Celebrants List for 2023
Dear Sisters and Brothers: This is a partial list of celebrants who volunteered at this week's Liturgy Committee Meeting. I say partial because we know there are members who would love to participate as celebrants in our liturgies during the year but who could not attend the meeting.
There is also room for members to sign on with others who have already volunteered: For example: David has signed up for 2 liturgies but so far is alone. He would gladly work with a concelebrant (or 2 or 3) or give away both liturgies to other folks who would like to lead a celebration. I'm sure others would do the same. November 12 is not spoken for yet. A golden opportunity to work with a friend.
Here's the list in PDF format:

Steve and Dan Vrooman did a marvelous job of leading the meeting, collecting the volunteers and producing this fine spreadsheet of the year. We thank them.

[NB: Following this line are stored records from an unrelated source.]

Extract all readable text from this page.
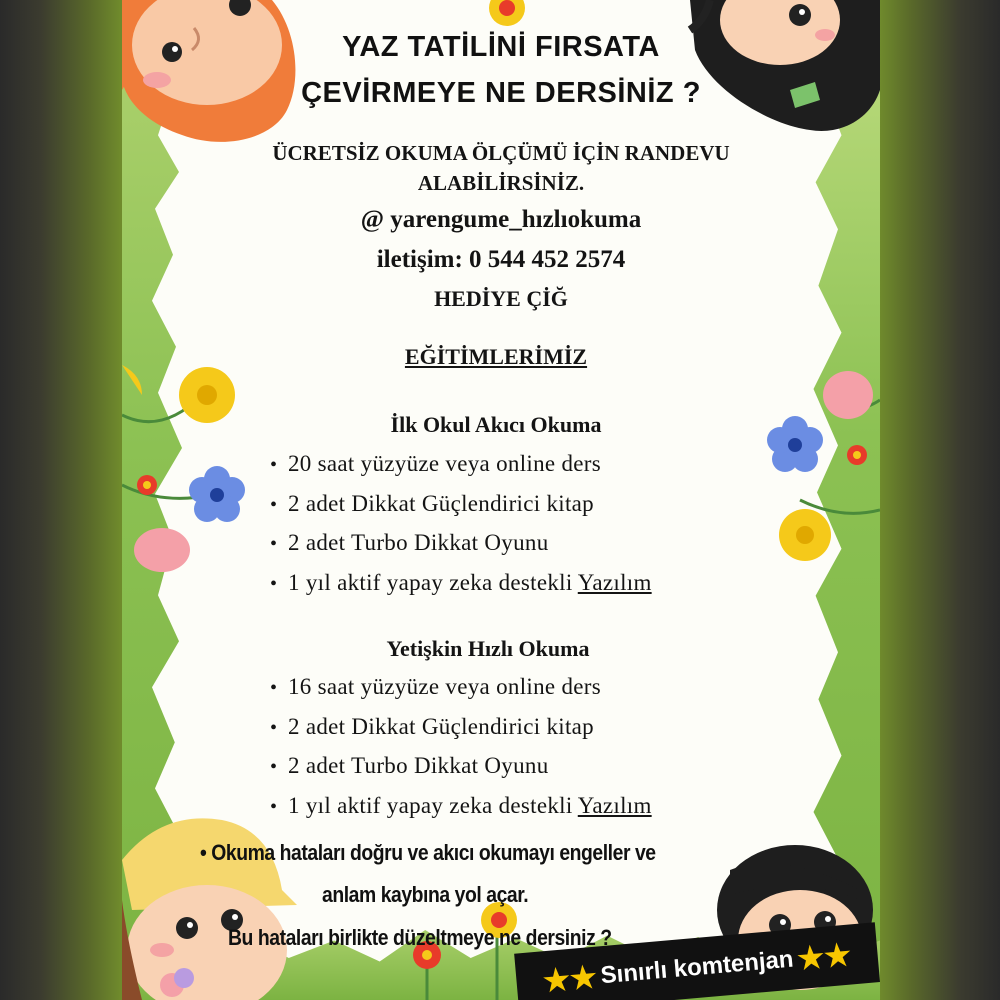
YAZ TATİLİNİ FIRSATA
ÇEVİRMEYE NE DERSİNİZ ?
ÜCRETSİZ OKUMA ÖLÇÜMÜ İÇİN RANDEVU
ALABİLİRSİNİZ.
@ yarengume_hızlıokuma
iletişim: 0 544 452 2574
HEDİYE ÇİĞ
EĞİTİMLERİMİZ
İlk Okul Akıcı Okuma
• 20 saat yüzyüze veya online ders
• 2 adet Dikkat Güçlendirici kitap
• 2 adet Turbo Dikkat Oyunu
• 1 yıl aktif yapay zeka destekli Yazılım
Yetişkin Hızlı Okuma
• 16 saat yüzyüze veya online ders
• 2 adet Dikkat Güçlendirici kitap
• 2 adet Turbo Dikkat Oyunu
• 1 yıl aktif yapay zeka destekli Yazılım
• Okuma hataları doğru ve akıcı okumayı engeller ve
anlam kaybına yol açar.
Bu hataları birlikte düzeltmeye ne dersiniz ?
★★ Sınırlı komtenjan ★★
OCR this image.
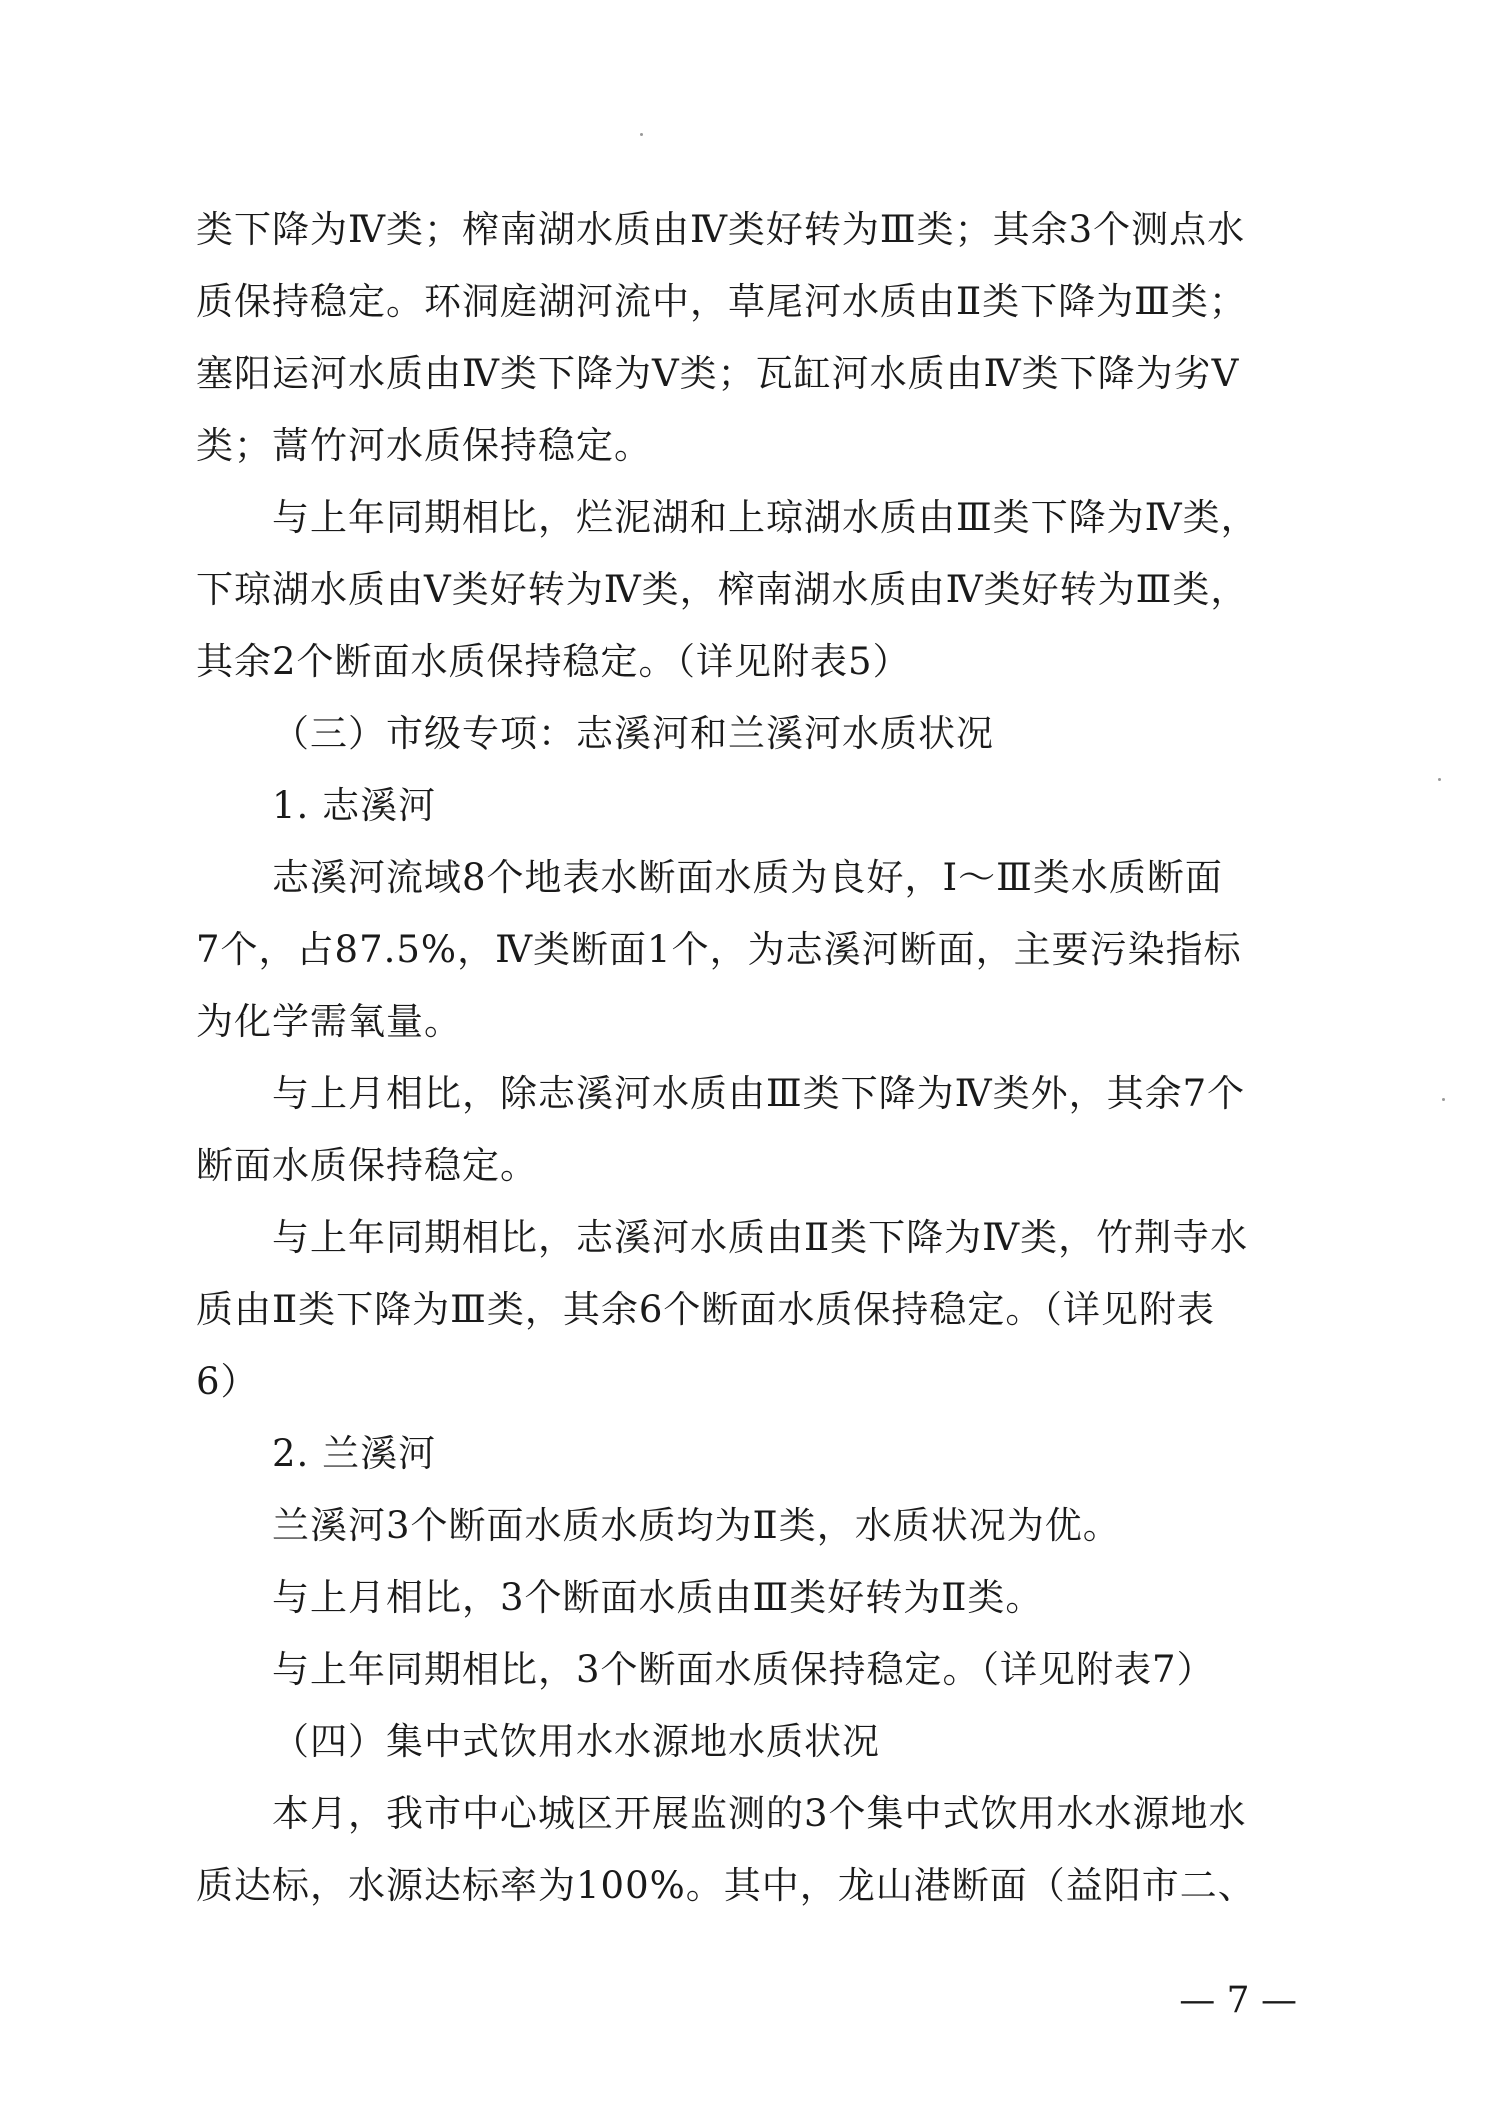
类下降为Ⅳ类；榨南湖水质由Ⅳ类好转为Ⅲ类；其余3个测点水
质保持稳定。环洞庭湖河流中，草尾河水质由Ⅱ类下降为Ⅲ类；
塞阳运河水质由Ⅳ类下降为Ⅴ类；瓦缸河水质由Ⅳ类下降为劣Ⅴ
类；蒿竹河水质保持稳定。
与上年同期相比，烂泥湖和上琼湖水质由Ⅲ类下降为Ⅳ类，
下琼湖水质由Ⅴ类好转为Ⅳ类，榨南湖水质由Ⅳ类好转为Ⅲ类，
其余2个断面水质保持稳定。（详见附表5）
（三）市级专项：志溪河和兰溪河水质状况
1. 志溪河
志溪河流域8个地表水断面水质为良好，Ⅰ～Ⅲ类水质断面
7个，占87.5%，Ⅳ类断面1个，为志溪河断面，主要污染指标
为化学需氧量。
与上月相比，除志溪河水质由Ⅲ类下降为Ⅳ类外，其余7个
断面水质保持稳定。
与上年同期相比，志溪河水质由Ⅱ类下降为Ⅳ类，竹荆寺水
质由Ⅱ类下降为Ⅲ类，其余6个断面水质保持稳定。（详见附表
6）
2. 兰溪河
兰溪河3个断面水质水质均为Ⅱ类，水质状况为优。
与上月相比，3个断面水质由Ⅲ类好转为Ⅱ类。
与上年同期相比，3个断面水质保持稳定。（详见附表7）
（四）集中式饮用水水源地水质状况
本月，我市中心城区开展监测的3个集中式饮用水水源地水
质达标，水源达标率为100%。其中，龙山港断面（益阳市二、
— 7 —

Dan Vrooman also provided us two wonderful poems -- please see them after the list.


From Dan Vrooman:
Thou art breath: and the air marches, the clouds go and cease, the lungs fill, the flesh dances. Thou art hands: and the morning stars abide, the vast daylight holds in place, the broken cities are mended, and the living and the dying are cradled forever. Thou art mystery: and in thee is hidden wonder, the other side of dark is thine; and the brown sparrow in the caves is comrade to thy lightning.
Glory and honor and majesty and power are thine forever and ever. Amen
--Arnold Kenseth
I WOULD LIKE
BY JANE HIRSHFIELD
I would like my living to inhabit me the way rain, sun, and their wanting inhabit a fig or apple.
I would like to meet it also in pieces, scattered: a conversation set down on a long hallway table;
a disappointment pocketed inside a jacket; some long-ago longing glimpsed, half-recognized, in the corner of a thrift store painting.
To discover my happiness, walking first toward then away from me down a stairwell, on two strong legs all its own.
Also, the uncountable wheat stalks, how many times broken, beaten, sent between grindstones, before entering the marriage of oven and bread—
Let me find my life in that, too.
In my moments of clumsiness, solitude; in days of vertigo and hesitation; in the many year-ends that found me standing on top of a stovetop to take down a track light.
In my nights’ asked, sometimes answered, questions.
I would like to add to my life, while we are still living, a little salt and butter, one more slice of the edible apple, a teaspoon of jam from the long-simmered fig.
To taste as if something tasted for the first time what we will have become then.